Comfort in the Unknown: The Truth About Building for Uncertainty

Published on November 20, 2024

Leadership often finds itself at the intersection of truth and fallacy. For those of us in engineering or quality-focused roles, this challenge is amplified. Many organisations expect cookie-cutter solutions, plug-and-play models that apply universally without friction. But as any experienced leader will tell you, the realities of navigating complex systems, teams, and goals rarely align with such expectations.


The Fallacy of Certainty

When stepping into a leadership role, I’m often met with the same assumption: that I’ll bring a tried-and-tested “playbook” of processes, strategies, and tools that will seamlessly map onto the organisation. This assumption isn’t inherently wrong, it’s comforting. Certainty is reassuring. But fallacy lies in the idea that context can be ignored, or that agility can be achieved without iteration.

This leads to a choice:

1. Lean into the fallacy.

Present a polished but inflexible plan to gain buy-in. The cost? Retconning and course-correcting when reality inevitably misaligns with promises, or worse, delivering suboptimal value by adhering rigidly to a plan that doesn’t serve the organisation’s real needs.

2. Choose the truth.

Accept the discomfort of acknowledging unknowns upfront. Focus on building resilience to navigate uncertainty by accruing context, iterating, and appraising along the way. This is the foundation for achieving optimal, long-term value.

The second option is my compass. It’s aligned with my belief in empiricism and the importance of uncovering information, not just applying it. But truth requires courage and leadership audiences like Heads of Engineering, CXOs, and Directors need to hear why embracing the unknown is essential, even if it feels uncomfortable.
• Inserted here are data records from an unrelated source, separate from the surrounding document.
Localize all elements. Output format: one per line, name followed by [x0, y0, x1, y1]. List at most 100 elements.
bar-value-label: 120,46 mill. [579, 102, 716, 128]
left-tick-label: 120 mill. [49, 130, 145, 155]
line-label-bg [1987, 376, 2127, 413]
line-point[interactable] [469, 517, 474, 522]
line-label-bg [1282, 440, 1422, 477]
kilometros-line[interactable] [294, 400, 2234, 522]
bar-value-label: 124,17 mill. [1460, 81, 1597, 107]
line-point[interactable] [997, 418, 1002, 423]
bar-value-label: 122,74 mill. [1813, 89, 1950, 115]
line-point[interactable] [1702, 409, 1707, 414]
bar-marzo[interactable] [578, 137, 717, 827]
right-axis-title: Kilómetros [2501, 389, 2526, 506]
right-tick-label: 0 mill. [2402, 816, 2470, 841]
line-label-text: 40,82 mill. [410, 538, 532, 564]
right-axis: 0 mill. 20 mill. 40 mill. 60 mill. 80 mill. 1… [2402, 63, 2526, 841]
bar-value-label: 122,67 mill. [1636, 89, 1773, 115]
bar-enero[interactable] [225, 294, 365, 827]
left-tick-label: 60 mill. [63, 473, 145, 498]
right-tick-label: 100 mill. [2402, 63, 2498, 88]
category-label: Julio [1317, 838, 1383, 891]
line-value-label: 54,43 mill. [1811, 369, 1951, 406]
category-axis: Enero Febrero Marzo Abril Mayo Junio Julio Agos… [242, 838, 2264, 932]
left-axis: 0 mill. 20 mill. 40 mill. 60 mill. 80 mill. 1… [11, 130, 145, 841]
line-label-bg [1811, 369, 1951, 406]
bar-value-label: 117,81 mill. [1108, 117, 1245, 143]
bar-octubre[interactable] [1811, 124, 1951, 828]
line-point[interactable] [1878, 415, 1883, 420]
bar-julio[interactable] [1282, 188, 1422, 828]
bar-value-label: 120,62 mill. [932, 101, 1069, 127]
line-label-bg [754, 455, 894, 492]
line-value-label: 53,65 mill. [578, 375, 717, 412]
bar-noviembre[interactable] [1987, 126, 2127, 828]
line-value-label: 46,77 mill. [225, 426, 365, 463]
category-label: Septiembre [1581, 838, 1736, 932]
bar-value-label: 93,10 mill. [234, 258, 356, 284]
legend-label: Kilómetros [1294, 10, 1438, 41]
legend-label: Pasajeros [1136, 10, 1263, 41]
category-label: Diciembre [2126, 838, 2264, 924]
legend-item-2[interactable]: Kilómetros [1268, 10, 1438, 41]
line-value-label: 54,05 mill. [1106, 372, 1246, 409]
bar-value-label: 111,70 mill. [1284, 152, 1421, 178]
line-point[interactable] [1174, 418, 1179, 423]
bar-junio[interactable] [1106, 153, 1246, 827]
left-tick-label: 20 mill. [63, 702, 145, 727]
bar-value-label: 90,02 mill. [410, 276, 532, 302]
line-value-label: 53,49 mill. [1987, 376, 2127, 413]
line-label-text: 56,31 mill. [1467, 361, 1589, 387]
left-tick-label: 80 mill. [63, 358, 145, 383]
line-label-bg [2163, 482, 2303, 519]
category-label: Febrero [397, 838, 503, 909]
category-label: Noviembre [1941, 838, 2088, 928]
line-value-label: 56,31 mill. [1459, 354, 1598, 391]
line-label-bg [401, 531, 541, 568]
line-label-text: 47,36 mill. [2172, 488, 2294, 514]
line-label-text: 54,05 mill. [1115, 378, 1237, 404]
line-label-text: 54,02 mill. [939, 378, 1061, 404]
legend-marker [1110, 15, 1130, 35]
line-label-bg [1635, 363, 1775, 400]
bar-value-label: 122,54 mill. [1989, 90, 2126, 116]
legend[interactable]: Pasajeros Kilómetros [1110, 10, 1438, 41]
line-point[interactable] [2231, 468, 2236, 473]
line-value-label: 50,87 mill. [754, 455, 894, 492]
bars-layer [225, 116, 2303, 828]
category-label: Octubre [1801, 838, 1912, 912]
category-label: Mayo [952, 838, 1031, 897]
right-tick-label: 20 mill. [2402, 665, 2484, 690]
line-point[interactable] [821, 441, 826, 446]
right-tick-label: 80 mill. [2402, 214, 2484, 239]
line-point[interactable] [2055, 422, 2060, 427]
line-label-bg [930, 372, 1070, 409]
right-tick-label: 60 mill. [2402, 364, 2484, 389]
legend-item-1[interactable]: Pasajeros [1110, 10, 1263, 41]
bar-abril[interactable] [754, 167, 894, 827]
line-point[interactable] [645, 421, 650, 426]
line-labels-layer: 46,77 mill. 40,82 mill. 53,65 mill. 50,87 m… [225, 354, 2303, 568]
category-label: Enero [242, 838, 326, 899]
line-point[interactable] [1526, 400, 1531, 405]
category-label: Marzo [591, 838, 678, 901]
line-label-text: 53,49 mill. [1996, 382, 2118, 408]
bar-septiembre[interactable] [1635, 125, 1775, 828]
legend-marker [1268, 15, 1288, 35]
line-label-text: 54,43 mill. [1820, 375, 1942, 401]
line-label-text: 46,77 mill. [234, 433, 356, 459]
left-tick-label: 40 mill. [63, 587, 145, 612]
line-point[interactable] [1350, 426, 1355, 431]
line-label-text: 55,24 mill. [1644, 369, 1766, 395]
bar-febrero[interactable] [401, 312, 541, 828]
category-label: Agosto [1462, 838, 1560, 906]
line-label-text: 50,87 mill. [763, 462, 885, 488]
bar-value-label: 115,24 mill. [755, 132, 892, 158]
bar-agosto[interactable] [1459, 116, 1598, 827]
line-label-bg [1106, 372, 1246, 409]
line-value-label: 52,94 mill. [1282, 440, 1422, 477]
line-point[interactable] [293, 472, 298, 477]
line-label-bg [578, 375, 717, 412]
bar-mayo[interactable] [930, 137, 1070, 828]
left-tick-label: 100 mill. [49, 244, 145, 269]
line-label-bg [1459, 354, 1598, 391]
Testing as an Information-Uncovering Tool

Del Dewar’s reflections on the synergy between testing and checking offer a valuable metaphor for broader engineering strategy. Checking confirms what is already known, while testing explores and uncovers what we don’t yet know. Similarly, leadership involves balancing operational execution (checking) with strategic exploration (testing).

Read more from Del’s article, The Testing-Checking Synergy here.

If you’re not testing, you’re not uncovering any information, and if you’re not uncovering any information, you’re simply confirming nothing more than speculation about what your product may (or may not) do, and there’s an enormous amount of information that you don’t (and may never) know about your product.

When we design systems – whether technical or organisational – it’s tempting to operate within the bounds of “known knowns.” However, as Donald Rumsfeld famously noted, what truly challenges us are the known unknowns and, more critically, the unknown unknowns. Good testing and good leadership require deliberate processes to uncover these blind spots.

In practice, this means framing leadership and engineering work as an iterative exercise in information gathering. It’s about moving beyond “What are we doing today?” to “What do we need to learn?” and “What might we be missing?” Comfort in the unknown comes from creating a system that thrives on uncovering information.


Comfort and Resilience in Uncertainty

Another key influence here is the idea of psychological comfort in the unknown, informed by research into agility and resilience. When leaders create environments that embrace uncertainty, they allow teams to be more innovative, adaptable, and aligned with changing business needs. This isn’t about pretending the unknown doesn’t exist; it’s about giving teams the tools to navigate it.

This is where systems thinking comes into play: as described in discussions on iterative and evolutionary strategies. Rather than prescribing static solutions, effective leaders ensure their systems can evolve based on the feedback they gather. Iteration isn’t just a technical principle; it’s a cultural one.


From Unknown Unknowns to Strategic Insights

As a leader, my goal is to help organisations move through this Rumsfeldian hierarchy of knowledge. Start with what you know, identify what you don’t know, and build processes that uncover insights about what you didn’t even know you didn’t know. This progression isn’t linear, it’s iterative. Each cycle adds layers of understanding.

For engineering leaders and CXOs, this principle extends to decision-making. It’s not enough to chase efficiency at the expense of learning. In an increasingly complex world of distributed systems, AI-driven testing, and cross-functional dependencies, it’s critical to prioritise information flow as much as output.


Key Takeaways for Engineering Leaders

1. Certainty is a Myth: Build systems that thrive in uncertainty by prioritising iteration, information gathering, and the resilience to adapt.

2. Balance Checking and Testing: Confirm what you know while deliberately exploring what you don’t.

3. Uncover Blind Spots: Use tools and frameworks like Rumsfeld’s known/unknowns to identify gaps in your strategy or execution.

4. Create Psychological Safety: Comfort in the unknown comes from fostering an environment where teams feel empowered to experiment, fail, and learn.

5. Align Systems and Culture: Evolutionary systems require an agile culture. Empirical leadership bridges the two.


Ultimately, leadership is about guiding organisations through a shifting landscape. By choosing truth over fallacy and focusing on building comfort in the unknown, we create systems and teams that are not only resilient but also capable of delivering exceptional value in the face of uncertainty.